Aus Sicht der Kirche bin ich ein Verräter. Aus Sicht der Maoisten bin ich ein Verräter. Aus Sicht des Bezirkspräsidenten von Köln bin ich ein Verräter. Aus Sicht der Gewerkschaftsbürokratie bin ich ein Verräter. Ich halte nichts von dem Verratsvorwurf.
Juli 4th, 2020 at 17:14
Ich halte nichts vom aneinander vorbei Reden. Es ist hier eine Institution (Partei), die strukturbedingt ihre programmatischen Grundsätze verrät. Ob jemand sich für heute für wen hält und morgen für etwas anderes, ist nicht mein Thema.
Juli 4th, 2020 at 18:24
Du sagst: Die Partei “verriet” ihre Grundsätze. Ich sage, sie änderte sie.
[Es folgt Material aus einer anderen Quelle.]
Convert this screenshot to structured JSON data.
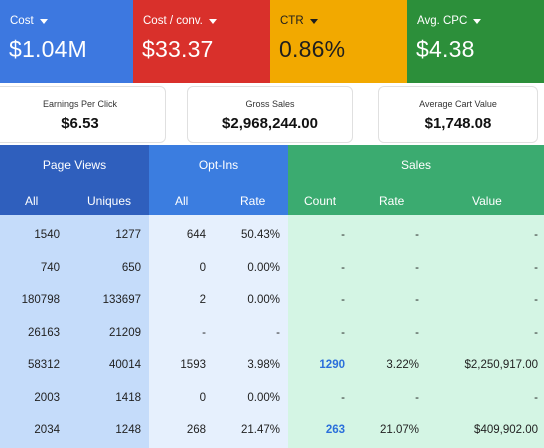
{
  "kpis": [
    {
      "label": "Cost",
      "value": "$1.04M"
    },
    {
      "label": "Cost / conv.",
      "value": "$33.37"
    },
    {
      "label": "CTR",
      "value": "0.86%"
    },
    {
      "label": "Avg. CPC",
      "value": "$4.38"
    }
  ],
  "cards": [
    {
      "title": "Earnings Per Click",
      "value": "$6.53"
    },
    {
      "title": "Gross Sales",
      "value": "$2,968,244.00"
    },
    {
      "title": "Average Cart Value",
      "value": "$1,748.08"
    }
  ],
  "table": {
    "groups": {
      "page_views": "Page Views",
      "opt_ins": "Opt-Ins",
      "sales": "Sales"
    },
    "columns": {
      "pv_all": "All",
      "pv_uniques": "Uniques",
      "oi_all": "All",
      "oi_rate": "Rate",
      "sa_count": "Count",
      "sa_rate": "Rate",
      "sa_value": "Value"
    },
    "rows": [
      [
        "1540",
        "1277",
        "644",
        "50.43%",
        "-",
        "-",
        "-"
      ],
      [
        "740",
        "650",
        "0",
        "0.00%",
        "-",
        "-",
        "-"
      ],
      [
        "180798",
        "133697",
        "2",
        "0.00%",
        "-",
        "-",
        "-"
      ],
      [
        "26163",
        "21209",
        "-",
        "-",
        "-",
        "-",
        "-"
      ],
      [
        "58312",
        "40014",
        "1593",
        "3.98%",
        "1290",
        "3.22%",
        "$2,250,917.00"
      ],
      [
        "2003",
        "1418",
        "0",
        "0.00%",
        "-",
        "-",
        "-"
      ],
      [
        "2034",
        "1248",
        "268",
        "21.47%",
        "263",
        "21.07%",
        "$409,902.00"
      ]
    ]
  },
  "colors": {
    "cost": "#3d78e0",
    "cost_conv": "#d9302b",
    "ctr": "#f2a900",
    "avg_cpc": "#2c8f3a",
    "page_views_header": "#2f5fbd",
    "opt_ins_header": "#3b7de0",
    "sales_header": "#3bab70",
    "link": "#2a6fdb"
  }
}
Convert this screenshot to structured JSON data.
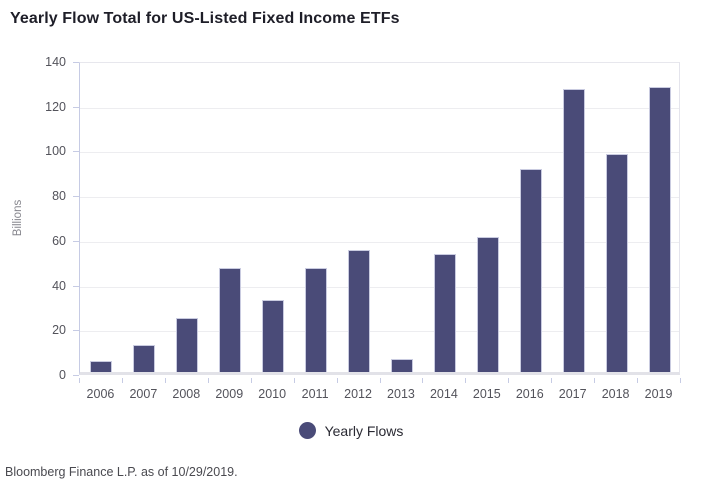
{
  "header": {
    "title": "Yearly Flow Total for US-Listed Fixed Income ETFs"
  },
  "chart_data": {
    "type": "bar",
    "title": "Yearly Flow Total for US-Listed Fixed Income ETFs",
    "categories": [
      "2006",
      "2007",
      "2008",
      "2009",
      "2010",
      "2011",
      "2012",
      "2013",
      "2014",
      "2015",
      "2016",
      "2017",
      "2018",
      "2019"
    ],
    "series": [
      {
        "name": "Yearly Flows",
        "values": [
          5,
          12,
          24,
          46.5,
          32,
          46.5,
          54.5,
          6,
          53,
          60.5,
          91,
          126.5,
          97.5,
          127.5
        ]
      }
    ],
    "xlabel": "",
    "ylabel": "Billions",
    "ylim": [
      0,
      140
    ],
    "yticks": [
      0,
      20,
      40,
      60,
      80,
      100,
      120,
      140
    ],
    "grid": true,
    "legend_position": "bottom",
    "bar_color": "#4a4b78",
    "bar_border_color": "#c9cbe0"
  },
  "legend": {
    "label": "Yearly Flows",
    "marker_color": "#4a4b78"
  },
  "footer": {
    "source": "Bloomberg Finance L.P. as of 10/29/2019."
  },
  "colors": {
    "background": "#ffffff",
    "title_text": "#1e1e28",
    "tick_text": "#53535b",
    "axis_line": "#c6cbe4",
    "gridline": "#ededf0"
  }
}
Hinzu kommt: Wer glaubt schon an Programme/Absichten?
Nicht die Programme zählen, sondern die Taten.
Das sagt schon die Bibel.
Juli 4th, 2020 at 18:41
Nein, sie hat die Grundsätze ja nicht geändert, sondern in jeder Konsequenz dagegen verstoßen, während sie gültig waren. Immer, bis heute und egal, was im Programm steht. Das ist ein Muster bei den Sozen und keineswegs zufällig. Wer daran glaubt? Die Mitglieder, Stammwähler und Hobbypublizisten, die mir mit ihrem Gewäsch von Wollen und ‘Richtigen am Ruder’ auf den Sack gehen.
Die Bibel, ach so. Dann muss es ja stimmen.
Juli 4th, 2020 at 21:11
@7:
Tja,so ist das nun mal, wenn man aus Dummheit Chancen nicht erkennt.
Während das Zentrum und die Deutschliberalen nach WK2 schlau genug waren, wenigstens die Namen zu ändern, mussten die Sozis ja unbedingt unter ihrer seit 1914 verbrannten Corporate Identity weiter machen.
Juli 5th, 2020 at 08:58
“seit 1914 verbrannte Corporate Identity” der SPD?
Die Daten sagen es anders:
Wahlergebnis SPD 1912 = 34,8%.
In der Revolution von 1918 stellten Sozialdemokraten fast überall die Mehrheit in den lokalen Räten. 1919 erzielte die SPD 37,9% der Wählerstimmen. Von da an gings bergab (März 1933 = 18,3%).
Den Höhepunkt der SPD in der BRD brachten die „Willy-Wahlen“ 1972 mit 45,8 %.
Die Entwicklung der Gewerkschaften verlief parallel:
1913 gab es rund 3 Millionen Gewerkschaftsmitglieder. 1919 waren es 4,8 Millionen. Von da an sanken die Mitgliederzahlen. In der großen Krise verloren die Gewerkschaften mehr als ein Viertel ihrer Mitglieder.
Nach dem Krieg lag der der gewerkschaftliche Organisierungsgrad 1952 bei über 40% und sank seither kontinuierlich bis auf derzeit rund 15%.
Die Sozialdemokratie wird nicht durch Krieg oder Revolution geschwächt, sondern durch Wirtschaftskrise.